Finding another wireless network popping up on your list of available wireless connections is an extremely common occurrence - especially if you live in a town or city. I currently have an extra one available to me, and when I recently set up a network for a client in the Notting Hill area of London I found no fewer than four additional networks within range.

  georgemac © 07:21 21 Apr 2005

never knew theft of bandwidth was actually an offence - surely it would be very hard to prove - won't the ISP will only have the address of the router - not individual MAC addresses of the PC's using the bandwidth?

  TomJerry 10:01 21 Apr 2005

it is an offence even it cannot be proved

generally speak, take something from someone else without permission is offence

By the way, it is VERY VERY easy to prove.

Wireless routers keep a log of net activities, it will be easily see all the connections, your laptop will be identified by its MAC address which is unique for a network card.

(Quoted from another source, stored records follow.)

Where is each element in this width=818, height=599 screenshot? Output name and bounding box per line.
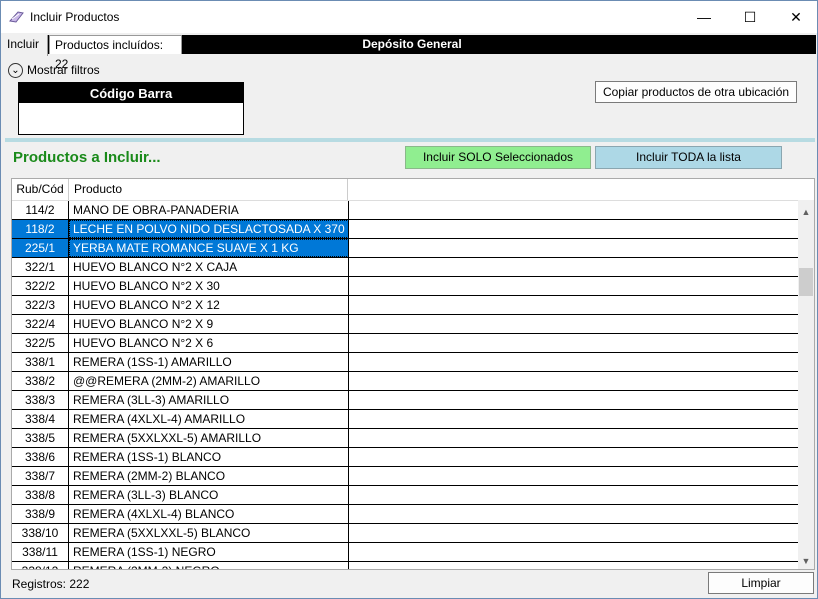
cell-product: YERBA MATE ROMANCE SUAVE X 1 KG	[69, 239, 349, 257]
table-row[interactable]: 322/2 HUEVO BLANCO N°2 X 30	[12, 277, 798, 296]
scrollbar-thumb[interactable]	[799, 268, 813, 296]
cell-product: REMERA (5XXLXXL-5) BLANCO	[69, 524, 349, 542]
include-all-button[interactable]: Incluir TODA la lista	[595, 146, 782, 169]
cell-product: REMERA (4XLXL-4) AMARILLO	[69, 410, 349, 428]
table-row[interactable]: 338/2 @@REMERA (2MM-2) AMARILLO	[12, 372, 798, 391]
cell-product: REMERA (1SS-1) BLANCO	[69, 448, 349, 466]
cell-product: REMERA (3LL-3) AMARILLO	[69, 391, 349, 409]
cell-product: REMERA (3LL-3) BLANCO	[69, 486, 349, 504]
cell-product: HUEVO BLANCO N°2 X 6	[69, 334, 349, 352]
cell-code: 225/1	[12, 239, 69, 257]
column-header-code[interactable]: Rub/Cód	[12, 179, 69, 200]
table-row[interactable]: 322/4 HUEVO BLANCO N°2 X 9	[12, 315, 798, 334]
table-row[interactable]: 338/3 REMERA (3LL-3) AMARILLO	[12, 391, 798, 410]
cell-code: 338/9	[12, 505, 69, 523]
table-row[interactable]: 118/2 LECHE EN POLVO NIDO DESLACTOSADA X …	[12, 220, 798, 239]
table-row[interactable]: 338/9 REMERA (4XLXL-4) BLANCO	[12, 505, 798, 524]
barcode-header: Código Barra	[19, 83, 243, 103]
scroll-up-icon[interactable]: ▲	[798, 204, 814, 220]
cell-code: 338/3	[12, 391, 69, 409]
scroll-down-icon[interactable]: ▼	[798, 553, 814, 569]
section-title: Productos a Incluir...	[13, 149, 161, 166]
cell-code: 338/2	[12, 372, 69, 390]
cell-code: 338/7	[12, 467, 69, 485]
barcode-panel: Código Barra	[18, 82, 244, 135]
cell-product: HUEVO BLANCO N°2 X CAJA	[69, 258, 349, 276]
location-label: Depósito General	[362, 37, 462, 51]
table-row[interactable]: 225/1 YERBA MATE ROMANCE SUAVE X 1 KG	[12, 239, 798, 258]
copy-products-button[interactable]: Copiar productos de otra ubicación	[595, 81, 797, 103]
tab-bar: Incluir Productos incluídos: 22 Depósito…	[2, 35, 816, 71]
separator	[5, 138, 815, 142]
cell-code: 338/6	[12, 448, 69, 466]
products-grid[interactable]: Rub/Cód Producto 114/2 MANO DE OBRA-PANAD…	[11, 178, 815, 570]
chevron-down-icon: ⌄	[8, 63, 23, 79]
cell-code: 338/4	[12, 410, 69, 428]
filters-toggle[interactable]: ⌄ Mostrar filtros	[8, 62, 100, 79]
tab-incluir[interactable]: Incluir	[2, 35, 48, 56]
cell-product: REMERA (5XXLXXL-5) AMARILLO	[69, 429, 349, 447]
table-row[interactable]: 338/6 REMERA (1SS-1) BLANCO	[12, 448, 798, 467]
table-row[interactable]: 114/2 MANO DE OBRA-PANADERIA	[12, 201, 798, 220]
table-row[interactable]: 338/4 REMERA (4XLXL-4) AMARILLO	[12, 410, 798, 429]
minimize-button[interactable]: —	[681, 1, 727, 33]
cell-product: HUEVO BLANCO N°2 X 12	[69, 296, 349, 314]
cell-product: REMERA (2MM-2) BLANCO	[69, 467, 349, 485]
table-row[interactable]: 322/3 HUEVO BLANCO N°2 X 12	[12, 296, 798, 315]
app-icon	[9, 11, 24, 23]
table-row[interactable]: 338/11 REMERA (1SS-1) NEGRO	[12, 543, 798, 562]
vertical-scrollbar[interactable]: ▲ ▼	[798, 200, 814, 569]
include-selected-button[interactable]: Incluir SOLO Seleccionados	[405, 146, 591, 169]
cell-code: 322/2	[12, 277, 69, 295]
cell-code: 114/2	[12, 201, 69, 219]
cell-code: 338/12	[12, 562, 69, 569]
cell-code: 338/11	[12, 543, 69, 561]
grid-header: Rub/Cód Producto	[12, 179, 798, 201]
cell-product: REMERA (1SS-1) AMARILLO	[69, 353, 349, 371]
cell-product: HUEVO BLANCO N°2 X 9	[69, 315, 349, 333]
table-row[interactable]: 322/5 HUEVO BLANCO N°2 X 6	[12, 334, 798, 353]
cell-code: 322/3	[12, 296, 69, 314]
clear-button[interactable]: Limpiar	[708, 572, 814, 594]
cell-product: REMERA (2MM-2) NEGRO	[69, 562, 349, 569]
cell-product: MANO DE OBRA-PANADERIA	[69, 201, 349, 219]
cell-product: LECHE EN POLVO NIDO DESLACTOSADA X 370 G…	[69, 220, 349, 238]
tab-productos-incluidos[interactable]: Productos incluídos: 22	[49, 35, 182, 71]
table-row[interactable]: 338/10 REMERA (5XXLXXL-5) BLANCO	[12, 524, 798, 543]
window: Incluir Productos — ☐ ✕ Incluir Producto…	[0, 0, 818, 599]
cell-code: 322/1	[12, 258, 69, 276]
cell-code: 322/4	[12, 315, 69, 333]
title-bar: Incluir Productos — ☐ ✕	[1, 1, 817, 33]
cell-code: 338/1	[12, 353, 69, 371]
table-row[interactable]: 338/5 REMERA (5XXLXXL-5) AMARILLO	[12, 429, 798, 448]
table-row[interactable]: 322/1 HUEVO BLANCO N°2 X CAJA	[12, 258, 798, 277]
barcode-input[interactable]	[19, 103, 243, 133]
table-row[interactable]: 338/1 REMERA (1SS-1) AMARILLO	[12, 353, 798, 372]
table-row[interactable]: 338/8 REMERA (3LL-3) BLANCO	[12, 486, 798, 505]
cell-code: 322/5	[12, 334, 69, 352]
cell-code: 338/8	[12, 486, 69, 504]
cell-code: 338/10	[12, 524, 69, 542]
column-header-product[interactable]: Producto	[69, 179, 348, 200]
window-title: Incluir Productos	[30, 10, 120, 24]
cell-product: REMERA (1SS-1) NEGRO	[69, 543, 349, 561]
cell-code: 338/5	[12, 429, 69, 447]
maximize-button[interactable]: ☐	[727, 1, 773, 33]
close-button[interactable]: ✕	[773, 1, 817, 33]
table-row[interactable]: 338/12REMERA (2MM-2) NEGRO	[12, 562, 798, 569]
table-row[interactable]: 338/7 REMERA (2MM-2) BLANCO	[12, 467, 798, 486]
cell-code: 118/2	[12, 220, 69, 238]
record-count: Registros: 222	[12, 577, 90, 591]
cell-product: REMERA (4XLXL-4) BLANCO	[69, 505, 349, 523]
cell-product: @@REMERA (2MM-2) AMARILLO	[69, 372, 349, 390]
filters-toggle-label: Mostrar filtros	[27, 63, 100, 77]
cell-product: HUEVO BLANCO N°2 X 30	[69, 277, 349, 295]
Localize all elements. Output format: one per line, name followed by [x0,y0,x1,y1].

  Chezdez 11:20 21 Apr 2005

the router will store the MAC address of your PC in it's table (thats how routers work!)

  Nelmon2k 21:46 22 Apr 2005

It still cant be proved though if someone spoofs his mac to a random one

  Forum Editor 22:56 22 Apr 2005

doen't mean that it's OK to do it. Stealing another person's bandwidth is an underhanded thing in any case, and no decent person would do it.

  Flak999 23:24 22 Apr 2005

Interesting responses, I understand the point about MAC addresses, but still fail to see how this is any use, because the laptop by its nature is a mobile device and therefore is not tied to a fixed postal address also as it is connected via somebody else's isp and is sharing their bandwidth what use is the MAC address? It still does not identify the laptop or its user, or am I missing something?

I do understand the point about using someone else's bandwidth as being rather immoral, but theft? Rather difficult to see how you would go about proving this in a court of law.